Spring Boot Settings

env:
  - name: OTEL_SERVICE_NAME
    value: app-api
  - name: OTEL_RESOURCE_ATTRIBUTES
    value: deployment.environment=prod
  - name: OTEL_TRACES_SAMPLER
    value: parentbased_traceidratio
  - name: OTEL_TRACES_SAMPLER_ARG
    value: "0.1"

Step 8: Connect User Context with MDC

MDCFilter

public class MDCFilter implements Filter {
    @Override
    public void doFilter(ServletRequest request, ServletResponse response, FilterChain chain)
            throws IOException, ServletException {
        try {
            MDC.put("requestId", UUID.randomUUID().toString());
            chain.doFilter(request, response);
        } finally {
            MDC.clear();
        }
    }
}

Async MDC Propagation

public class MdcTaskDecorator implements TaskDecorator {
    @Override
    public Runnable decorate(Runnable runnable) {
        Map<String, String> context = MDC.getCopyOfContextMap();
        return () -> {
            if (context != null) MDC.setContextMap(context);
            try {
                runnable.run();
            } finally {
                MDC.clear();
            }
        };
    }
}

Logback Format

<pattern>%d{yyyy-MM-dd HH:mm:ss.SSS} [%thread] %-5level trace=%X{trace_id} span=%X{span_id} request=%X{requestId} %logger{36} - %msg%n</pattern>

Noise Filtering Guide

Common Noise to Filter

  • /actuator/health
  • /actuator/prometheus
  • ALB health checks.
  • static assets.
  • internal polling endpoints.

Writing a filter Processor

processors:
  filter/noise:
    traces:
      span:
        - 'attributes["url.path"] == "/actuator/health"'

Security: Remove Sensitive Data

processors:
  attributes/security:
    actions:
      - key: http.request.header.authorization
        action: delete
      - key: http.request.header.cookie
        action: delete

Do this in the collector so every application benefits from the same protection.

Verification

Loki

{namespace="app"} |= "requestId"

Check that application logs arrive and labels are useful.

Tempo

Search by service name and open a trace. Confirm that HTTP spans and DB spans are connected.

Mimir

up

Check that metrics are written and queryable.

Grafana

Create a dashboard that links logs and traces. The useful path is:

  1. Find an error log in Loki.
  2. Extract trace ID.
  3. Open the trace in Tempo.
  4. Check metrics around the same time in Mimir.

Troubleshooting

Loki Data Source Does Not Connect

Check the internal service name. Depending on chart mode, the gateway service may be the correct endpoint instead of a direct distributor or querier service.

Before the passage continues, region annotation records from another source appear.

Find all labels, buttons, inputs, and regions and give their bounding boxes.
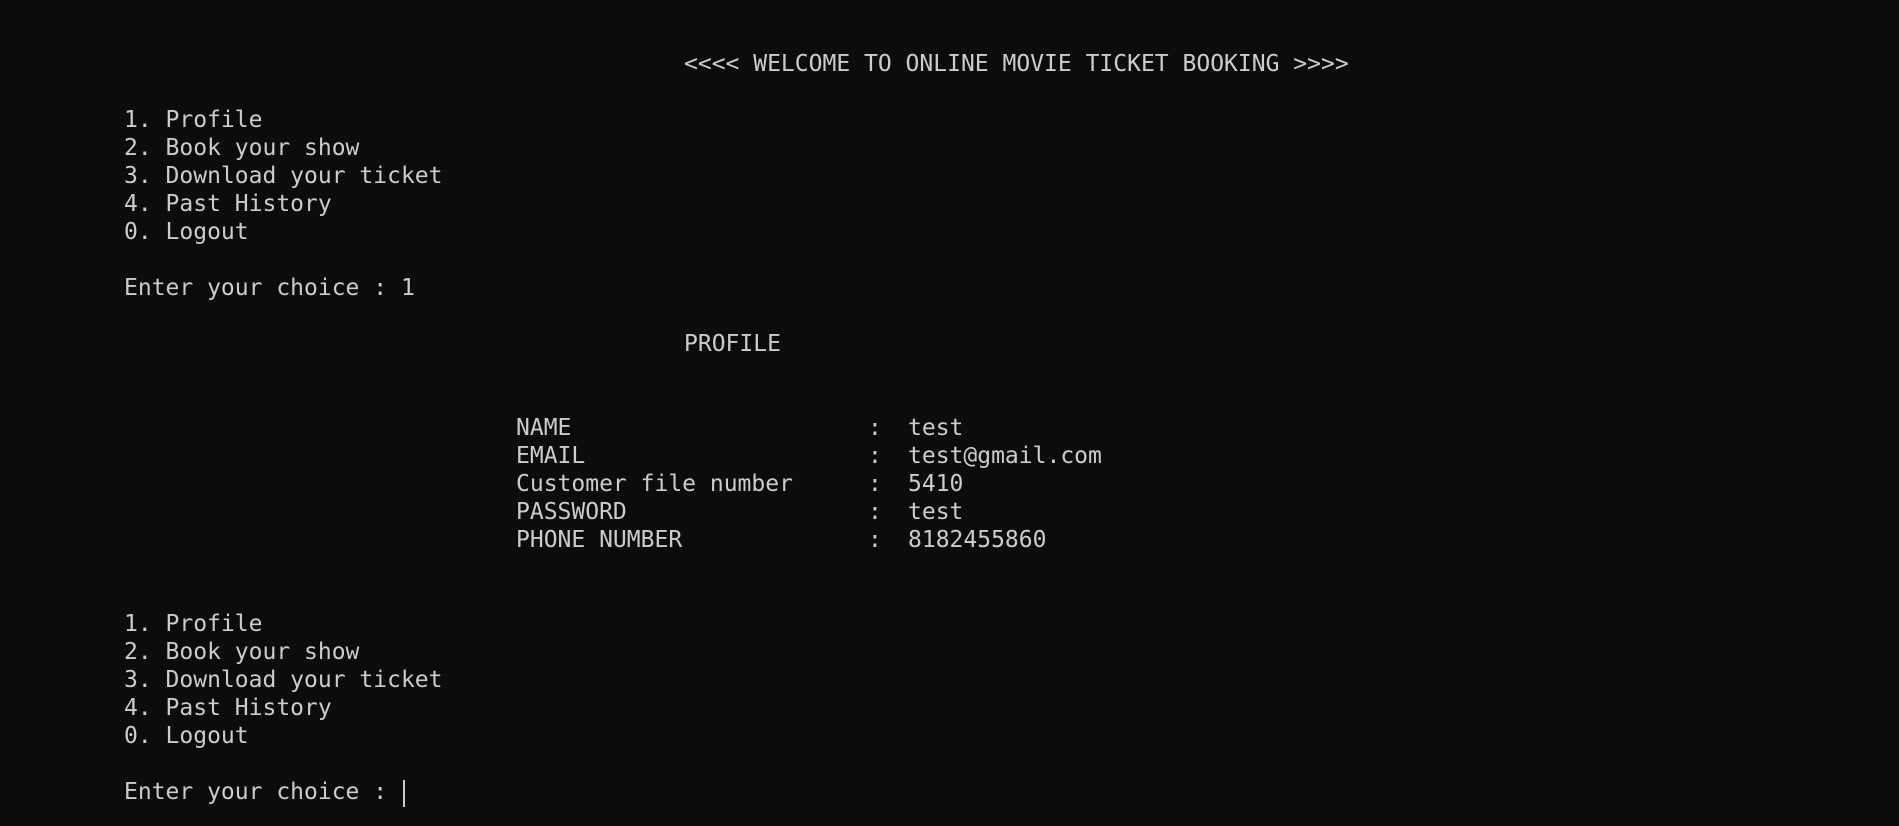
choice-prompt-input[interactable]: Enter your choice : — [124, 778, 401, 806]
profile-value-password: test — [908, 499, 964, 525]
menu-item-past-history: 4. Past History — [124, 695, 332, 721]
profile-separator: : — [868, 471, 882, 497]
profile-separator: : — [868, 415, 882, 441]
profile-separator: : — [868, 499, 882, 525]
menu-item-download-ticket: 3. Download your ticket — [124, 163, 443, 189]
profile-label-name: NAME — [516, 415, 572, 441]
menu-item-book-show: 2. Book your show — [124, 639, 360, 665]
menu-item-profile: 1. Profile — [124, 107, 263, 133]
profile-label-password: PASSWORD — [516, 499, 627, 525]
profile-separator: : — [868, 443, 882, 469]
profile-label-phone-number: PHONE NUMBER — [516, 527, 683, 553]
terminal-window[interactable]: <<<< WELCOME TO ONLINE MOVIE TICKET BOOK… — [0, 0, 1899, 826]
menu-item-download-ticket: 3. Download your ticket — [124, 667, 443, 693]
profile-separator: : — [868, 527, 882, 553]
profile-value-customer-file-number: 5410 — [908, 471, 964, 497]
menu-item-book-show: 2. Book your show — [124, 135, 360, 161]
profile-title: PROFILE — [684, 331, 781, 357]
welcome-banner: <<<< WELCOME TO ONLINE MOVIE TICKET BOOK… — [684, 51, 1349, 77]
menu-item-logout: 0. Logout — [124, 723, 249, 749]
profile-value-name: test — [908, 415, 964, 441]
profile-label-email: EMAIL — [516, 443, 586, 469]
menu-item-past-history: 4. Past History — [124, 191, 332, 217]
profile-value-phone-number: 8182455860 — [908, 527, 1047, 553]
profile-value-email: test@gmail.com — [908, 443, 1102, 469]
choice-prompt: Enter your choice : 1 — [124, 275, 415, 301]
menu-item-profile: 1. Profile — [124, 611, 263, 637]
profile-label-customer-file-number: Customer file number — [516, 471, 793, 497]
text-cursor — [403, 780, 405, 807]
menu-item-logout: 0. Logout — [124, 219, 249, 245]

OTel Collector Does Not Collect Metrics

Check:

  • Java agent is loaded.
  • OTLP endpoint points to the sidecar.
  • collector metrics pipeline exists.
  • Mimir remote write endpoint is correct.

Mimir "zone-aware replication" Error

Small clusters may not satisfy the expected zone count. Disable or tune zone-aware replication for the cluster size.

Tempo ingester "too many unhealthy instances in the ring"

This usually means the distributed components are not all healthy or the ring configuration does not fit the replica count. Start with smaller replica settings, then scale out.

Full Configuration Summary

The final structure is:

flowchart TB
    APP["Spring Boot + OTel Java Agent"] --> SIDE["OTel Collector sidecar"]
    SIDE --> LOKI["Loki"]
    SIDE --> TEMPO["Tempo"]
    SIDE --> MIMIR["Mimir"]
    LOKI --> S3["S3"]
    TEMPO --> S3
    MIMIR --> S3
    G["Grafana"] --> LOKI
    G --> TEMPO
    G --> MIMIR

The setup is more work than using a SaaS product, but it gives stronger control over cost, retention, filtering, and data ownership.